A great deal of analytical focus has been on possible opposition unity to take on the Bharatiya Janata electorally in the north. But barring Uttar Pradesh, where the Samajwadi Party and the Bahujan Samaj Party are prominent players in the anti-BJP formation, nearly all of north India will see a direct contest between the Congress and the BJP.
It will make little difference to the prospects of either, whether the likes of Trinamool Congress or the rest of the regional opposition combines to contest against the ruling party at the Centre. The case in the south is more interesting. While in north India, opposition unity is to stop the BJP juggernaut, the southern unity is aimed at nipping the BJP challenge in the bud.

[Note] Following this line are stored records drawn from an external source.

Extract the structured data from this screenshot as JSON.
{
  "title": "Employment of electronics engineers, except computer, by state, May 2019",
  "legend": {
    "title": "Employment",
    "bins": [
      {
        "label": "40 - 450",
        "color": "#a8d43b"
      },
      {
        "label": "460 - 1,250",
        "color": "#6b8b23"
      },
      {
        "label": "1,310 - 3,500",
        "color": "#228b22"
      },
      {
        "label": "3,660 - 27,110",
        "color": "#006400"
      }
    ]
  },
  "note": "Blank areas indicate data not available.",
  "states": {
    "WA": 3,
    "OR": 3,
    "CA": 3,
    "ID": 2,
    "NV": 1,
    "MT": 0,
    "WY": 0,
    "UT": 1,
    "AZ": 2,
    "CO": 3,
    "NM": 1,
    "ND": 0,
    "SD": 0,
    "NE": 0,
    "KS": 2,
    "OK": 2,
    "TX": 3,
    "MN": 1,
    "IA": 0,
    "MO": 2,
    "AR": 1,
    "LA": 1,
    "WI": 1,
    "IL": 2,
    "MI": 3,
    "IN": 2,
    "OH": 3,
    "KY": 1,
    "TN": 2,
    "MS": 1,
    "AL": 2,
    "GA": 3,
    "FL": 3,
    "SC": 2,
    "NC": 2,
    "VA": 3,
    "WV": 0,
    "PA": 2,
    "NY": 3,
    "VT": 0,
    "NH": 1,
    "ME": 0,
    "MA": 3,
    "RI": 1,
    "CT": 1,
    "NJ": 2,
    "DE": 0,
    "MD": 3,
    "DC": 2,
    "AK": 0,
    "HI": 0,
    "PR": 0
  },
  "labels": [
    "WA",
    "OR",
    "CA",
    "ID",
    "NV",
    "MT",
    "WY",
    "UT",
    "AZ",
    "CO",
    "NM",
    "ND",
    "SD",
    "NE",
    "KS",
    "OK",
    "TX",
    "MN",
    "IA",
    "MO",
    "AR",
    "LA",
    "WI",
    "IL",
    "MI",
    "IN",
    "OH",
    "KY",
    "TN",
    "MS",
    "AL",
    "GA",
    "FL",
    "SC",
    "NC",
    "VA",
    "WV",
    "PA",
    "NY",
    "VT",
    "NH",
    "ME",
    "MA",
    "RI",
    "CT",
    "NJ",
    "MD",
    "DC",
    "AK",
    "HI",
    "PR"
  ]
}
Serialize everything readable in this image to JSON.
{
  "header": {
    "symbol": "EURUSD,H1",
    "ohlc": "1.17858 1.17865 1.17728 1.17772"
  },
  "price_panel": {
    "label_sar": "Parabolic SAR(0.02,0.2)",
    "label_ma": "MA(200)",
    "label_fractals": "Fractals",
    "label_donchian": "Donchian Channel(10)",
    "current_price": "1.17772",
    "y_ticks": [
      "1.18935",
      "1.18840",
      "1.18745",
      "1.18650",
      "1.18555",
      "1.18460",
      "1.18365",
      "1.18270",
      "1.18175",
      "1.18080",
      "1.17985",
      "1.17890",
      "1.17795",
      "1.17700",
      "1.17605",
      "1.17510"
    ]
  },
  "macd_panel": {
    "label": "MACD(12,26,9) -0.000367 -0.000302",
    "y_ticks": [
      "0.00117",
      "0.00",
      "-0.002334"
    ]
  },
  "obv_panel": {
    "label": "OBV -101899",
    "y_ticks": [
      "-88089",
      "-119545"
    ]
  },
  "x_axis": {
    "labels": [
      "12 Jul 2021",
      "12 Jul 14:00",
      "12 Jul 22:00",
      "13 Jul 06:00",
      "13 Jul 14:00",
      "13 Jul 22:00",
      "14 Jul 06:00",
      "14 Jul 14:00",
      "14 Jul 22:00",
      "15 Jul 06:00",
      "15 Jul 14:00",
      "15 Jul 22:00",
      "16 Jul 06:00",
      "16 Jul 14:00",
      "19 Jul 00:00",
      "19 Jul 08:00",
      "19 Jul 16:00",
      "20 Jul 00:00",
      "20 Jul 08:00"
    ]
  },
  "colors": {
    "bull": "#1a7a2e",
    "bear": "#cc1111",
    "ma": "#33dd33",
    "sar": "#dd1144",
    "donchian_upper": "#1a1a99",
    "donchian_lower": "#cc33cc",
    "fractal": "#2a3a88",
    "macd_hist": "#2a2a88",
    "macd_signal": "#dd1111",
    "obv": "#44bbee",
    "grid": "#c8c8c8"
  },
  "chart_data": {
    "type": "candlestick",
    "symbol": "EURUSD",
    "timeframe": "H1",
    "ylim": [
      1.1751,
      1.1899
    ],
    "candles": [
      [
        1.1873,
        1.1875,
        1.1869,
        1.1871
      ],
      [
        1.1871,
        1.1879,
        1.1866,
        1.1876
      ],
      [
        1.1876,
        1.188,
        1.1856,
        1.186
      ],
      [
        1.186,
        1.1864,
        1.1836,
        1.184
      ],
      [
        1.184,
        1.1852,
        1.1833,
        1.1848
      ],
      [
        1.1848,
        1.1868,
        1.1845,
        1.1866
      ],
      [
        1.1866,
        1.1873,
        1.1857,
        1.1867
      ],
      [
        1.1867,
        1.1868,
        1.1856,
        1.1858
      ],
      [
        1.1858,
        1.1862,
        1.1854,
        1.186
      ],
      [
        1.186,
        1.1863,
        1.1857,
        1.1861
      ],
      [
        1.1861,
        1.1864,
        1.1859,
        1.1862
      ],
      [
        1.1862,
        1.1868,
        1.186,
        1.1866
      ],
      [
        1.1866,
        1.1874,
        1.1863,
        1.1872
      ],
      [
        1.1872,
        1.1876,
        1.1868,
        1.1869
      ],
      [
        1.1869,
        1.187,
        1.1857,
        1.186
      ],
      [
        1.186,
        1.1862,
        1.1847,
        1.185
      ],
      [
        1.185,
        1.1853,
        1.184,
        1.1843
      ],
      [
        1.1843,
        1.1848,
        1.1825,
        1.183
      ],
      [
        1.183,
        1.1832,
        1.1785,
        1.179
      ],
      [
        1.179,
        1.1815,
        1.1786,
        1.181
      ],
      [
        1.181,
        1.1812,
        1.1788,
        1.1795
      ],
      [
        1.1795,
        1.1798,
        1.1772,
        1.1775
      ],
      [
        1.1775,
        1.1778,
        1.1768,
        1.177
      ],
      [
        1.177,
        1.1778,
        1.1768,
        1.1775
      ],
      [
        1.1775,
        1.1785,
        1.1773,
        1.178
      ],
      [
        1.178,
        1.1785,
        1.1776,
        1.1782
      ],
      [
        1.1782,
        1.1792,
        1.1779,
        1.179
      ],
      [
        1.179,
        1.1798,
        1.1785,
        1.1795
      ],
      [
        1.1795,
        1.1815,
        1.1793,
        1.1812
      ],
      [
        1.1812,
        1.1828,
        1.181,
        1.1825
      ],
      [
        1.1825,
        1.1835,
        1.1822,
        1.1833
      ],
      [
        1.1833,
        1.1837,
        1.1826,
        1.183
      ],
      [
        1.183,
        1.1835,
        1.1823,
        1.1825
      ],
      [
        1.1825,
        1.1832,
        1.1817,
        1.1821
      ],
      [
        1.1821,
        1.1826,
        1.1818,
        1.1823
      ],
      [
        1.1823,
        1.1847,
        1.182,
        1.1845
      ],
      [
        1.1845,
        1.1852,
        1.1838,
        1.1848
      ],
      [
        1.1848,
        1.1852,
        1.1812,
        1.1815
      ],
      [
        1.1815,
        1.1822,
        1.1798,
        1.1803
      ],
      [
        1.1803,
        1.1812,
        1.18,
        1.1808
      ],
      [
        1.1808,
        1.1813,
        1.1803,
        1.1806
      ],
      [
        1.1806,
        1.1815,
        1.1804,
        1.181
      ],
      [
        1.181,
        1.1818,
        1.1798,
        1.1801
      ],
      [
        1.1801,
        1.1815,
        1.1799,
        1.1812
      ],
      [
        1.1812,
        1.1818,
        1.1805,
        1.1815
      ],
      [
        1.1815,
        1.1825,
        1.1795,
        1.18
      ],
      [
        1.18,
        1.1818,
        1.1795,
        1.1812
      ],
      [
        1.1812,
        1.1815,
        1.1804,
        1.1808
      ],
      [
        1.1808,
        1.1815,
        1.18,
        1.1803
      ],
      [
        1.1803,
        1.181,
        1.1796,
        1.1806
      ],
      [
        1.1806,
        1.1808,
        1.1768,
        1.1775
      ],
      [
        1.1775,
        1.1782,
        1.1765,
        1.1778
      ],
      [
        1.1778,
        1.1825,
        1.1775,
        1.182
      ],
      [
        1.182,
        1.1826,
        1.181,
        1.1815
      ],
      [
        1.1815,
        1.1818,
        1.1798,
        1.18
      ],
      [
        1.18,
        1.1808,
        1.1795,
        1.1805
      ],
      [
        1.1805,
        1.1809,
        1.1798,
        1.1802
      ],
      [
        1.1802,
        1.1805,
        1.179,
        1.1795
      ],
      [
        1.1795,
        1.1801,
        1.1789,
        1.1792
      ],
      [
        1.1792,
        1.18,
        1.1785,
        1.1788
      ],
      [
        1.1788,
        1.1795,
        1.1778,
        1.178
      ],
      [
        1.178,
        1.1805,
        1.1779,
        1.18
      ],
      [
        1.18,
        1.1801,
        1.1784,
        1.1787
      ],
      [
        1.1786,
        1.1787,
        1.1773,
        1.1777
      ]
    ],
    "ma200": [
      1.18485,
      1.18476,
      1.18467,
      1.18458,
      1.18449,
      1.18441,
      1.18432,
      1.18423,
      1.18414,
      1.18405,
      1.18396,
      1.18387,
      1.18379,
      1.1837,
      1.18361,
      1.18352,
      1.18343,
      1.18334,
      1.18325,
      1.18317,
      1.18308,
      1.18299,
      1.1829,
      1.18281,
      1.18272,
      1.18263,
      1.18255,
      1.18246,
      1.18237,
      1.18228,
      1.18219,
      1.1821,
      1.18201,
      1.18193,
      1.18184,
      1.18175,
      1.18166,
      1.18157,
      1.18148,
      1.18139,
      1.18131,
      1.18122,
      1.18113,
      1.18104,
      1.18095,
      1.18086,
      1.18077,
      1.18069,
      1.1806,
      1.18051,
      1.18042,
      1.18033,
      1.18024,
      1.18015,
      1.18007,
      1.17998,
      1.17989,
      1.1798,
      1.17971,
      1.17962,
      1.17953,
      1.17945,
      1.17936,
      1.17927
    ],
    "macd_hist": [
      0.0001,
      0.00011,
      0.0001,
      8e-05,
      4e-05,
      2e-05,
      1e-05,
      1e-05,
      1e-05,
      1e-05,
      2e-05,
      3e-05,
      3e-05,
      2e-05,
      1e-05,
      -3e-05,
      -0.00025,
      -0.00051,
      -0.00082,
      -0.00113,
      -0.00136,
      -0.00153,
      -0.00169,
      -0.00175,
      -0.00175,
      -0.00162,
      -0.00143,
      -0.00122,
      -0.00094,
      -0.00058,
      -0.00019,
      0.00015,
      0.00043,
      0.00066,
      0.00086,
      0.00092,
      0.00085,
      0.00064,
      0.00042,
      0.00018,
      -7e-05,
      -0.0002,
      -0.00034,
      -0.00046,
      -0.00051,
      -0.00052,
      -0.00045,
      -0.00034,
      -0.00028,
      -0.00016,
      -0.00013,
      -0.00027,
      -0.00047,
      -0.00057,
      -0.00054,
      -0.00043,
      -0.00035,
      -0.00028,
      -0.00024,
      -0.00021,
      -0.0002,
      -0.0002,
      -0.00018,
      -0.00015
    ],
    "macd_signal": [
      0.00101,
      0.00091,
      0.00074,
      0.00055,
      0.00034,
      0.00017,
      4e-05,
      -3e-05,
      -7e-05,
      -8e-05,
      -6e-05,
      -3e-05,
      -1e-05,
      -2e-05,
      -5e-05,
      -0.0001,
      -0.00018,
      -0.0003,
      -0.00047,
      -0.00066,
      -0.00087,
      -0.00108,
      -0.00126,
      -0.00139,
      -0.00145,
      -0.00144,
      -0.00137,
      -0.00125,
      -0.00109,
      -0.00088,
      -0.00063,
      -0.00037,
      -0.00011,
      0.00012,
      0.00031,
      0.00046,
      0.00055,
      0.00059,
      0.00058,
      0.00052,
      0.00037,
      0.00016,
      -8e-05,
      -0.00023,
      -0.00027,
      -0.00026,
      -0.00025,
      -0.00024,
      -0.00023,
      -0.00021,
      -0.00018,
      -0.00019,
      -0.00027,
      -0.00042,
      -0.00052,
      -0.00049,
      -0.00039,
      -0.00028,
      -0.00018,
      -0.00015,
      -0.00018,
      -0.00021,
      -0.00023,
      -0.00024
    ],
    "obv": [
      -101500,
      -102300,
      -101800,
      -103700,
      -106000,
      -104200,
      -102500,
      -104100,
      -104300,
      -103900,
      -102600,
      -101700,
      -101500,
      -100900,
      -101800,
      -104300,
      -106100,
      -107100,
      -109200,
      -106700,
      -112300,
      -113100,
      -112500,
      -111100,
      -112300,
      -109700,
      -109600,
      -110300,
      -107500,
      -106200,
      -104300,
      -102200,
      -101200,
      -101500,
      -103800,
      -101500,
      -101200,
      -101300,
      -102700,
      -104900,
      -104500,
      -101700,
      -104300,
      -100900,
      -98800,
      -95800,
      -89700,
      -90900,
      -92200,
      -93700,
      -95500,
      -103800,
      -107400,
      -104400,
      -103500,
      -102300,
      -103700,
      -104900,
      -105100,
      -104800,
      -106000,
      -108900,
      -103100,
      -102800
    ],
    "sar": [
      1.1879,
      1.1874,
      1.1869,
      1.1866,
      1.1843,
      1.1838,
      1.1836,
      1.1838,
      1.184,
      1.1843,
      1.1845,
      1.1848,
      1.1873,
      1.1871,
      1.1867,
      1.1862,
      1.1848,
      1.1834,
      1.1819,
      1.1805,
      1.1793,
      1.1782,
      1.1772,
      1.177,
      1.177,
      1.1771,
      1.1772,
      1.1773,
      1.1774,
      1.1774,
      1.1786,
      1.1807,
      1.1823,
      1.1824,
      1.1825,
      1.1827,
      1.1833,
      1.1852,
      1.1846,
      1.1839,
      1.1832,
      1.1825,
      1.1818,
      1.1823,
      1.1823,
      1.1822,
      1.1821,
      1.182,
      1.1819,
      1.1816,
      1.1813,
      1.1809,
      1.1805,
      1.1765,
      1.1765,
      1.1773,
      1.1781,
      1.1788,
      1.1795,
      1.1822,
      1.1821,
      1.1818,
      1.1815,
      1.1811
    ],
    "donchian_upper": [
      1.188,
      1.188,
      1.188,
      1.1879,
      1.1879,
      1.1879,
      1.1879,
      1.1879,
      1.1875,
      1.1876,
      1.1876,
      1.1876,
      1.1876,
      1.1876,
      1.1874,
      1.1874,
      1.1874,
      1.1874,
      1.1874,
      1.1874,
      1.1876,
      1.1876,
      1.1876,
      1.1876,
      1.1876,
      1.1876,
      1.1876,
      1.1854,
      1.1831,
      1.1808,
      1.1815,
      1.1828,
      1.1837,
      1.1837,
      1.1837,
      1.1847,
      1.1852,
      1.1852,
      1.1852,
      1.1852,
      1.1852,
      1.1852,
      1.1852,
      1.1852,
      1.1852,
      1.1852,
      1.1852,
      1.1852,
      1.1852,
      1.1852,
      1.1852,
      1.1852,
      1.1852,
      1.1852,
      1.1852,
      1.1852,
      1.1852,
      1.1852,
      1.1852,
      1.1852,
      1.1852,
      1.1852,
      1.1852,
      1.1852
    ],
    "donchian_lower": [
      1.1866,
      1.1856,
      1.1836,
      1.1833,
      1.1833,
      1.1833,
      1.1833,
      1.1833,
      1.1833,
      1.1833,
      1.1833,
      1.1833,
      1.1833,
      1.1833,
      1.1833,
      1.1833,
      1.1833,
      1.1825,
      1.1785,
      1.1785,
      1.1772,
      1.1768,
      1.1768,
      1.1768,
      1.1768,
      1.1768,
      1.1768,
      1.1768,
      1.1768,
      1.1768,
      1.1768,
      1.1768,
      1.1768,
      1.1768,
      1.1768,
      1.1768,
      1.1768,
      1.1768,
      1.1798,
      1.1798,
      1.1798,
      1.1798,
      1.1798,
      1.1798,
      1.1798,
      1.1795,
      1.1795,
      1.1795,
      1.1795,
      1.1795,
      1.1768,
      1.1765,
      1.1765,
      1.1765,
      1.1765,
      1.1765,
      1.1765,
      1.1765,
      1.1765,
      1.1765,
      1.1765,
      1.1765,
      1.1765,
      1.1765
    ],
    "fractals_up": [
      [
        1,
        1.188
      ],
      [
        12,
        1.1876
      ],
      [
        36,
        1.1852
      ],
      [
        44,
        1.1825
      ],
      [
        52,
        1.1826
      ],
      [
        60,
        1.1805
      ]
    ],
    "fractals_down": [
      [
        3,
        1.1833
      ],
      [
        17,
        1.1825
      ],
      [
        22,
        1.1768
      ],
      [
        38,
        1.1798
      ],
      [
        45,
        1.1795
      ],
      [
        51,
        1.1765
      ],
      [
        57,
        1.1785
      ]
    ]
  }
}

The BJP is yet to make a mark in that region, though it has been gaining traction among the people in States such as Kerala and is formidable in Karnataka. It appears that the southern opposition leaders have decided to play the north versus south card to tackle the BJP. Kamal Haasan wants a Dravida unity, since he believes that southern States share a common Dravidian legacy. Those like MK Stalin of the DMK have floated the theory that the southern States must unite to take on the Centre.
The idea is to paint the BJP as anti-south. The Congress’s Karnataka Government has declared a State flag to demonstrate the State’s unique nature. Now, some southern leaders opposed to the BJP have begun to raise the 15th Finance Commission’s possible move to use the population index for resource allocation, saying that this would be yet another instance of the Centre penalising the south, because its low population ratio would make it the loser as compared to heavily populated States of north India.
The south versus north narrative is dangerous, and regional parties would do well to not arouse sentiments based on such parochial considerations. Seeking electoral victories in one thing; creating an artificial divide is another. Perhaps these parties are enthusiastic about seizing the initiative after the fall-out between the BJP and the Telugu Desam Party in Andhra Pradesh. In that State too, the YSR Congress is playing the regional card and asking the TDP to join hands with it in opposing the BJP and demanding special category status for the State. This regional grouping in the south is not a good sign for the BJP though, since the party needs allies to expand its footprints there. Barring in Karnataka, where it is directly pitted against the Congress — and the Janata Dal (Secular) to an extent — it cannot do with partners.